How to check if a tree is a binary search tree?

Someone in a Telegram chat

Binary search tree is a rooted tree, in which:

• each vertex can have at most one left child and at most one right child,
• for each non-leaf vertex $x$, all vertices in its left subtree are less than $x$. and all vertices in its right subtree are greater than $x$.

You are given a tree with $n$ vertices. Can this tree, being rooted at some vertex, be a binary search tree, and if it can, what vertices can be a root?

## 입력

The first line contains an integer $n$ ($1 \le n \le 500000$) --- the number of vertices in the tree.

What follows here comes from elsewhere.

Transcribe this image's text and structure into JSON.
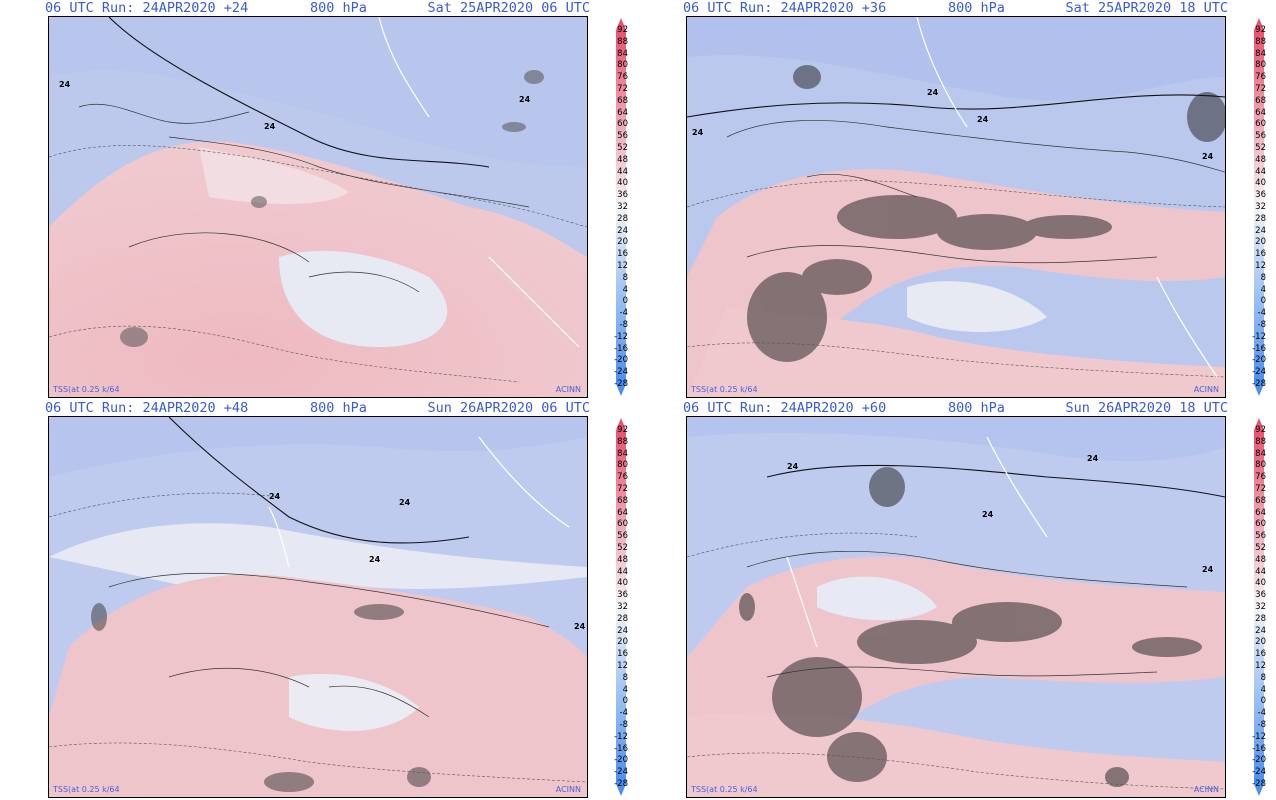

Each of the next $n - 1$ lines contains two integers $u_i$ and $v_i$ ($1 \le u_i, v_i \le n$) --- the edges of the tree.

## 출력

If this tree can't be a binary search tree, output "-1".

Otherwise, output all vertices that can be a root, in increasing order.

## 예제 입력 1

3
1 2
2 3


## 예제 출력 1

1 2 3


## 예제 입력 2

3
1 3
3 2


## 예제 출력 2

1


## 예제 입력 3

4
1 3
3 2
2 4


## 예제 출력 3

-1


## 예제 입력 4

4
1 2
1 3
1 4


## 예제 출력 4

-1